What could happen that would invalidate this narrative?
  • Heightened capital expenditures directed at capacity expansions and new facilities in both aerospace and industrial gas turbines may not immediately translate into revenue or profitability, exposing Howmet to risk if end-market demand growth slows or if industry overcapacity leads to margin compression and weaker free cash flow.
  • Continued reliance on strong demand for commercial aerospace (narrow-body builds, new engine programs, etc.) creates vulnerability to OEM supply chain bottlenecks (as seen with engines for A320 family), production delays, or abrupt changes in aircraft build rates, potentially dampening future revenue growth.
  • Howmet faces ongoing customer concentration risk, with large portions of revenue tied to major OEMs (Boeing, Airbus, Lockheed); renegotiations of key contracts, unexpected destocking, or changes in procurement behavior could materially impact earnings stability.
  • The pronounced ramp in headcount and deferred automation suggests a period where labor costs and operational inefficiencies may be elevated relative to peers who aggressively pursue digitalization and Industry 4.0, potentially threatening net margins if productivity gains lag.
  • Supply chain challenges, prolonged destocking cycles, or longer aircraft/component lifecycles could suppress the aftermarket and spares revenue segment, which has grown to represent a significant portion of Howmet's revenue base, thereby constraining revenue and earnings momentum if replacement demand softens.

Valuation

How have all the factors above been brought together to estimate a fair value?
  • The analysts have a consensus price target of $204.306 for Howmet Aerospace based on their expectations of its future earnings growth, profit margins and other risk factors. However, there is a degree of disagreement amongst analysts, with the most bullish reporting a price target of $225.0, and the most bearish reporting a price target of just $186.0.
  • In order for you to agree with the analyst's consensus, you'd need to believe that by 2028, revenues will be $10.3 billion, earnings will come to $2.2 billion, and it would be trading on a PE ratio of 45.8x, assuming you use a discount rate of 7.7%.
  • Given the current share price of $178.98, the analyst price target of $204.31 is 12.4% higher.
  • We always encourage you to reach your own conclusions though. So sense check these analyst numbers against your own assumptions and expectations based on your understanding of the business and what you believe is probable.

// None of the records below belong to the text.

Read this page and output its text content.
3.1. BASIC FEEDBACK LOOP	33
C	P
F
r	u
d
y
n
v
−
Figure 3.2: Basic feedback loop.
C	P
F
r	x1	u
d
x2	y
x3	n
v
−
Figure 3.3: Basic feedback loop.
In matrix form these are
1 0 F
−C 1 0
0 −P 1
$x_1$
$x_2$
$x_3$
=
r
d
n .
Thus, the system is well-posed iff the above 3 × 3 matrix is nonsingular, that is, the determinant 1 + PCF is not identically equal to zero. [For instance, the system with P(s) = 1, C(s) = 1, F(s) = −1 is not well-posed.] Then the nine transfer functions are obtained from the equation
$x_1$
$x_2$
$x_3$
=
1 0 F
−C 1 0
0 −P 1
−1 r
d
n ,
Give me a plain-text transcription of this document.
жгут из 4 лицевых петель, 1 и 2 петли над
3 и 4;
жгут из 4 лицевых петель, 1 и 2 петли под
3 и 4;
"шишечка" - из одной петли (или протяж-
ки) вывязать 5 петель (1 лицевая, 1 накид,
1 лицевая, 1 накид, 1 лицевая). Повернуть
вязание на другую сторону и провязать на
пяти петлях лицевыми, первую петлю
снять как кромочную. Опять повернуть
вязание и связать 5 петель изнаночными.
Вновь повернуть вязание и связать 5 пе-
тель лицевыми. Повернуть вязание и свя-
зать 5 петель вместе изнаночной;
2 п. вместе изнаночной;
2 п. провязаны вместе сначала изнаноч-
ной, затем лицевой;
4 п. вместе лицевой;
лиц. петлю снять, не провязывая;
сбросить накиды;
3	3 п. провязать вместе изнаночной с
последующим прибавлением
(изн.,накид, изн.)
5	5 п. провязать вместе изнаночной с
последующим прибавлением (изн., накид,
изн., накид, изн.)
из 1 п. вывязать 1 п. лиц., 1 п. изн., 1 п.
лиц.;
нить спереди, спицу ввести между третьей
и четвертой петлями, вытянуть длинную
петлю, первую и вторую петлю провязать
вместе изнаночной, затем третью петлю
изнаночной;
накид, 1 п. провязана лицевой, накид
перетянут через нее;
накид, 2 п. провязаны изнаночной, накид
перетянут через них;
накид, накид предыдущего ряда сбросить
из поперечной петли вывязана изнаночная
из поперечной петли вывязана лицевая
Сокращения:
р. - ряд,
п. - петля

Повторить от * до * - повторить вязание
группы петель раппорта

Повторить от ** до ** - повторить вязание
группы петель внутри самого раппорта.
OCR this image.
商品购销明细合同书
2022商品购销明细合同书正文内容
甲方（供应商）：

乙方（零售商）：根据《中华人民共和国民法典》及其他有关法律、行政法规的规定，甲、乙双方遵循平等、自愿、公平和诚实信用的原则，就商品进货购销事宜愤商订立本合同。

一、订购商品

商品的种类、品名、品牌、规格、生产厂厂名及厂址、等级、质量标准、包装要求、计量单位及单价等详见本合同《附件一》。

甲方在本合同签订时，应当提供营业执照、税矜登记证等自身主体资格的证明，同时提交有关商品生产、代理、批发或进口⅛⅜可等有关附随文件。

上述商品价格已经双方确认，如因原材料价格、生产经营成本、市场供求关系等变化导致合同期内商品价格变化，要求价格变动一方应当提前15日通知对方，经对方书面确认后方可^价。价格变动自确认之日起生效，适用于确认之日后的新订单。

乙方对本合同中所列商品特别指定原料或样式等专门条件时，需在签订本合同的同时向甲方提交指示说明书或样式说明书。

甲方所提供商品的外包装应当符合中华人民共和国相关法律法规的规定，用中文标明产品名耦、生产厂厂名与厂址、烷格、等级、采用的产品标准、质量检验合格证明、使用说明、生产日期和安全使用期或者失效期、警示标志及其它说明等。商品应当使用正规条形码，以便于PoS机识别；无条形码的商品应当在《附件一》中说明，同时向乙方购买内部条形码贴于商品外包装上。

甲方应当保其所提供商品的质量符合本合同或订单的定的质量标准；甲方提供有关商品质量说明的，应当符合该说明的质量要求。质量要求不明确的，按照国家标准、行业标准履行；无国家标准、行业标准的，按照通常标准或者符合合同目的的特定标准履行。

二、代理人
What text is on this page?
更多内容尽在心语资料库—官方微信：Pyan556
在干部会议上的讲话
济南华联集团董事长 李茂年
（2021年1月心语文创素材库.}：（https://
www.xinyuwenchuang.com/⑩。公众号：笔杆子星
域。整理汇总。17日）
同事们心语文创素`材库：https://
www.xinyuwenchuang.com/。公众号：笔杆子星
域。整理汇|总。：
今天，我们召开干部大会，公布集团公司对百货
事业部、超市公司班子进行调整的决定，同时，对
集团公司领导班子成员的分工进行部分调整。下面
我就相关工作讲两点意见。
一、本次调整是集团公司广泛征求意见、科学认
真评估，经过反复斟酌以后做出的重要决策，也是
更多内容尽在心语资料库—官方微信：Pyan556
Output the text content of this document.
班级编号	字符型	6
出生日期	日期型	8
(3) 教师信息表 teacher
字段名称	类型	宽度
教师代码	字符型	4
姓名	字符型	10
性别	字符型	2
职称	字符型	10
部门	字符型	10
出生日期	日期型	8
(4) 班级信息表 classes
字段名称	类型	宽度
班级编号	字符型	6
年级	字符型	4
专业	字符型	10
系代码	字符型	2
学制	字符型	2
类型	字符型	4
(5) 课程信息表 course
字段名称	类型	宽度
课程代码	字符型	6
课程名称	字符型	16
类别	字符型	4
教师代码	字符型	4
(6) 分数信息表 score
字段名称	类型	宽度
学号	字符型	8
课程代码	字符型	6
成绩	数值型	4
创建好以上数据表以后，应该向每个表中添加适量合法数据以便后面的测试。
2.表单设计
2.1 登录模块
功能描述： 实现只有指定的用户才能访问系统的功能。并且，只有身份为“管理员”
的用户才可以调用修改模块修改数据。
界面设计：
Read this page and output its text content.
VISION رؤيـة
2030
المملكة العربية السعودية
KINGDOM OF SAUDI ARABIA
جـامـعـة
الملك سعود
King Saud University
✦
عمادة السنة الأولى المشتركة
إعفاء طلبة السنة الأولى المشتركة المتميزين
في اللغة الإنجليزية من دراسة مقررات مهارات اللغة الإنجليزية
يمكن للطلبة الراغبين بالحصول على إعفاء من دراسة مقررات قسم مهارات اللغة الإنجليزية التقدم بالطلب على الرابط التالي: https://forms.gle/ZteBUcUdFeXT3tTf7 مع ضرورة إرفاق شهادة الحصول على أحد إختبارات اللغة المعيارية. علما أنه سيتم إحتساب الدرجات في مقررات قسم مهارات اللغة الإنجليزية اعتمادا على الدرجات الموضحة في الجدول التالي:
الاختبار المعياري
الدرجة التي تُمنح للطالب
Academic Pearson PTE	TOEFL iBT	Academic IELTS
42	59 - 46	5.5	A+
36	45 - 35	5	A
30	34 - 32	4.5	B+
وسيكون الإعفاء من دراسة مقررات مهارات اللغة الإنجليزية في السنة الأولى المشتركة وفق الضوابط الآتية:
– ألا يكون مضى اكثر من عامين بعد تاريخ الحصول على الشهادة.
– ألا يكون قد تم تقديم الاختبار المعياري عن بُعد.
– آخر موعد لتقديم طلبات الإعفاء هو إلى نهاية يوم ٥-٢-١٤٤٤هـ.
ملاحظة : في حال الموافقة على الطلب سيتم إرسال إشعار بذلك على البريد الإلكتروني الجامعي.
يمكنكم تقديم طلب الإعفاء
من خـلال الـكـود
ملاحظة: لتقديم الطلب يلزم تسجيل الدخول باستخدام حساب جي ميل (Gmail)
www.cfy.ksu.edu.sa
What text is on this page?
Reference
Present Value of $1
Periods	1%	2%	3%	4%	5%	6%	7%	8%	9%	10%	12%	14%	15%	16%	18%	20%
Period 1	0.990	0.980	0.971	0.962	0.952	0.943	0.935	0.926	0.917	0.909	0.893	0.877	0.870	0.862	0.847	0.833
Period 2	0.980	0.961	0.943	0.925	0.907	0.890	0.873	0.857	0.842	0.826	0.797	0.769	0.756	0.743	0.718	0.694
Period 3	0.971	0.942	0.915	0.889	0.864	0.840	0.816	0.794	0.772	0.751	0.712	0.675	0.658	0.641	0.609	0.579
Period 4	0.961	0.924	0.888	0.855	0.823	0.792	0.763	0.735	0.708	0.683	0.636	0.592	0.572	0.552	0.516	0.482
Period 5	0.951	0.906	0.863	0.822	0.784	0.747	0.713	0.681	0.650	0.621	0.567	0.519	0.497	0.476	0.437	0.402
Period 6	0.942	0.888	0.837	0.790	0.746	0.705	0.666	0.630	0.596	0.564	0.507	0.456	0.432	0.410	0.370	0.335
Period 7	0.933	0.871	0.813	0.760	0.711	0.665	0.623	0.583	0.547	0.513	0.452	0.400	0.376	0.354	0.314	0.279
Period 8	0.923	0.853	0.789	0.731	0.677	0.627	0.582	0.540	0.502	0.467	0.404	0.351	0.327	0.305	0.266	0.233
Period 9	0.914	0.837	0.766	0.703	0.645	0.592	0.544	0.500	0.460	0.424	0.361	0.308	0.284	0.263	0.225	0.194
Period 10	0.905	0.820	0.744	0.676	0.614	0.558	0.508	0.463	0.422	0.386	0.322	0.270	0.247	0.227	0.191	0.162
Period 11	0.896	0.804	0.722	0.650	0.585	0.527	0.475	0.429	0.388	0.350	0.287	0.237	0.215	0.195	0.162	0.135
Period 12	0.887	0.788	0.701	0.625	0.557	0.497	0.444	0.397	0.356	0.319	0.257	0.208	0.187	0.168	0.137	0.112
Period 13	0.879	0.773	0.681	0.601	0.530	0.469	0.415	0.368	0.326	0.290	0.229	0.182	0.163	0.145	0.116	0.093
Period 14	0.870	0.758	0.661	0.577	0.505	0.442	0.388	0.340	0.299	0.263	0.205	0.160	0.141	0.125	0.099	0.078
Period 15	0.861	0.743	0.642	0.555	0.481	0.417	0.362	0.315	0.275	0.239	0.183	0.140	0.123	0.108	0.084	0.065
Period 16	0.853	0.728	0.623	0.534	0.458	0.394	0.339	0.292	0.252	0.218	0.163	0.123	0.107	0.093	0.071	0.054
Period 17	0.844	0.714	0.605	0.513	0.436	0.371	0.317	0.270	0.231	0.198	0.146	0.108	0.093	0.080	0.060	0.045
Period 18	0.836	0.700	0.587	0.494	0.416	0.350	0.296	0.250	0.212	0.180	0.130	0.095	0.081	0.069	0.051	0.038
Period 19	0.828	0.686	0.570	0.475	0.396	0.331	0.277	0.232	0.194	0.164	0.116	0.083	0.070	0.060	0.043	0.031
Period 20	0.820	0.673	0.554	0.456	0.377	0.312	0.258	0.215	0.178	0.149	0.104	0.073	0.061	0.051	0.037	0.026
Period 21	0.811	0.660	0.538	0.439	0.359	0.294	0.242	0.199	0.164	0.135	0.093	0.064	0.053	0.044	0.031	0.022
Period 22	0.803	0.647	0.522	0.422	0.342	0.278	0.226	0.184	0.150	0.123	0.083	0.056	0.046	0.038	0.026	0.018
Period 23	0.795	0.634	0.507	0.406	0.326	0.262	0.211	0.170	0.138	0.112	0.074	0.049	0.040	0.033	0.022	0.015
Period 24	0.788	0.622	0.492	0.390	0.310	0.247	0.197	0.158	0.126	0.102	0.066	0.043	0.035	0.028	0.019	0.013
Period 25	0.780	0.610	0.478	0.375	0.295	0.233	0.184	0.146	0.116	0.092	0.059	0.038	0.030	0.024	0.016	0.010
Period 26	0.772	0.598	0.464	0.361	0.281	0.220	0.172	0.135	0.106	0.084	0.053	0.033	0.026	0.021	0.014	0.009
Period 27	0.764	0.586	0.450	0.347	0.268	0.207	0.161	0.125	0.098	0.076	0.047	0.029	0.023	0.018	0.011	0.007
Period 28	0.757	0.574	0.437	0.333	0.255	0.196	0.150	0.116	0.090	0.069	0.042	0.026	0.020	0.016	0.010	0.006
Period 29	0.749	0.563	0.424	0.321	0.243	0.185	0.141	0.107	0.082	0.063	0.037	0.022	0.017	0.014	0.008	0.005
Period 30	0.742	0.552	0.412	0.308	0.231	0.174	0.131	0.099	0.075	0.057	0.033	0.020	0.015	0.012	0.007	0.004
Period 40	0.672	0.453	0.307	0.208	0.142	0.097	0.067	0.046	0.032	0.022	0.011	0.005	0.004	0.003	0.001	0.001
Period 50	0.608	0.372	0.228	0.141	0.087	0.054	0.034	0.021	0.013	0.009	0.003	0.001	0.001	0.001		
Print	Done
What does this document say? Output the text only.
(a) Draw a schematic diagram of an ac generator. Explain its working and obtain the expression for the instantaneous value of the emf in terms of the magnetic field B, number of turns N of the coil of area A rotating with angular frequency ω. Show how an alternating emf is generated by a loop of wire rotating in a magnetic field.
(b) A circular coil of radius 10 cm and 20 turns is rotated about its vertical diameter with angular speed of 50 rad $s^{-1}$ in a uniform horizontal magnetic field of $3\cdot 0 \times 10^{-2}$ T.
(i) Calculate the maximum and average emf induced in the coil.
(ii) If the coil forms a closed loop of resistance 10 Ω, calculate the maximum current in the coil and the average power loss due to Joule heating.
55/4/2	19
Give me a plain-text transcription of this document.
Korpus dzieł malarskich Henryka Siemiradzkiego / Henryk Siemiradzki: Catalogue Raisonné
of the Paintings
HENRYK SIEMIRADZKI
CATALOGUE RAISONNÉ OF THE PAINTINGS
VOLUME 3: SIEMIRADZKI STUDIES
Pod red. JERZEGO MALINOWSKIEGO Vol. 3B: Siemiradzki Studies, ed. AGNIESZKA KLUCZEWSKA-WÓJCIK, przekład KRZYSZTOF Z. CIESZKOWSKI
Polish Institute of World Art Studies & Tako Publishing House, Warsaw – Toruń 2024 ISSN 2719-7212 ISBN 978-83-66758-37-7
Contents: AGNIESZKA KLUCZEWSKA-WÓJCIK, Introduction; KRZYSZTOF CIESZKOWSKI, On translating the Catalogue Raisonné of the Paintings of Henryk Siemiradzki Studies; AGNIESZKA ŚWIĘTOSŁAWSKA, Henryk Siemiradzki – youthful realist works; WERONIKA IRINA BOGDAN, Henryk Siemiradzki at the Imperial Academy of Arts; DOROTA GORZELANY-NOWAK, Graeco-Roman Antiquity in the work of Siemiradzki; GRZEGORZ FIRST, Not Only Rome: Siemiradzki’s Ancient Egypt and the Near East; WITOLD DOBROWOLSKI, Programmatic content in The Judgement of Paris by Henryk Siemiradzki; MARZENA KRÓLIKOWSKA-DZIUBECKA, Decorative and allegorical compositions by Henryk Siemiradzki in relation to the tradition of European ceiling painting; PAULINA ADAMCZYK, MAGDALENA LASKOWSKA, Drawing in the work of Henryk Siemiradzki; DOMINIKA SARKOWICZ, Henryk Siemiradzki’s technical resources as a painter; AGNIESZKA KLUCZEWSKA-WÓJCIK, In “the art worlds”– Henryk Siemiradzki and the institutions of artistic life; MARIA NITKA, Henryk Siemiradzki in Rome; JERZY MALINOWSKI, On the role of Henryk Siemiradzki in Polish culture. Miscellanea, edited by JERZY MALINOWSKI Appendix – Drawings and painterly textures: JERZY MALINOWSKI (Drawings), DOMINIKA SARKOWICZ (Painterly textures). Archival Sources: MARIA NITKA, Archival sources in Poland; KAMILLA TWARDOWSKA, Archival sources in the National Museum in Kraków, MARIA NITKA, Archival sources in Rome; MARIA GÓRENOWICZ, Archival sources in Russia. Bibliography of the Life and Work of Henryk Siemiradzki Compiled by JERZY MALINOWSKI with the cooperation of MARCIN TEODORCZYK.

How well do narratives help inform your perspective?

Disclaimer

AnalystConsensusTarget is a tool utilizing a Large Language Model (LLM) that ingests data on consensus price targets, forecasted revenue and earnings figures, as well as the transcripts of earnings calls to produce qualitative analysis. The narratives produced by AnalystConsensusTarget are general in nature and are based solely on analyst data and publicly-available material published by the respective companies. These scenarios are not indicative of the company's future performance and are exploratory in nature. Simply Wall St has no position in the company(s) mentioned. Simply Wall St may provide the securities issuer or related entities with website advertising services for a fee, on an arm's length basis. These relationships have no impact on the way we conduct our business, the content we host, or how our content is served to users. The price targets and estimates used are consensus data, and do not constitute a recommendation to buy or sell any stock, and they do not take account of your objectives, or your financial situation. Note that AnalystConsensusTarget's analysis may not factor in the latest price-sensitive company announcements or qualitative material.